With the death this week of Gena Rowlands, the legendary 1970s actress and, arguably, first indie It girl avant la lettre , American cinema has lost the last remaining member of the Cassavetes school. Like the collaborators preceding her, including her husband, director/writer/actor John Cassavetes, and actors Peter Falk, Ben Gazzara, and Seymour Cassel, Rowlands helped to define the rough-hewn fringes of American independent filmmaking in the post-Godard era. Rowlands was the only woman in this New Hollywood boys’ club at a time in which sexual politics might have aspired toward transformation, but the vested power of the male imagination had not.

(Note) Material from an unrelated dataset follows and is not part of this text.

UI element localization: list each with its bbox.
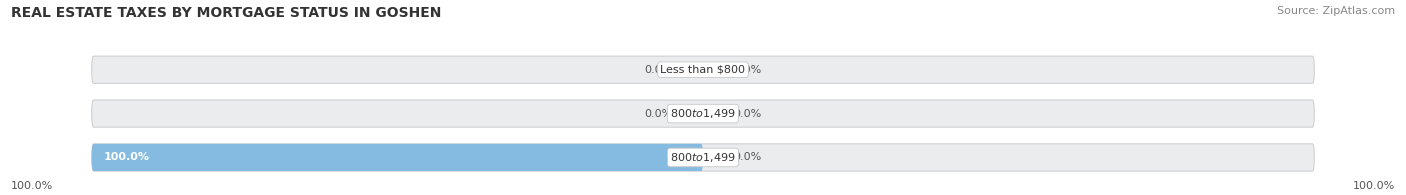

The result was Rowlands’s recurring portrayal of disreputable, and disenchanted, women: a call girl, a mentally fractured housewife, a violent mafia moll, a fading stage actress, and a directionless divorcée—characters often stripped of their security, sanity, and selfhood and pushed to the psychic edges by male antagonists. And, despite Rowlands’s powerful performances, she never quite attained the mainstream visibility of female contemporaries like Jane Fonda, Diane Keaton, Ellen Burstyn, and Faye Dunaway . Indeed, Rowlands was, in many ways, a figure always on the edge of the screen, a face caught in half-shadow, a woman on the verge.

This is perhaps on no better display than in the Rowlands/Cassavetes films Faces (1968) and Love Streams (1984), unofficial bookends of their work together. (While the two of them had app.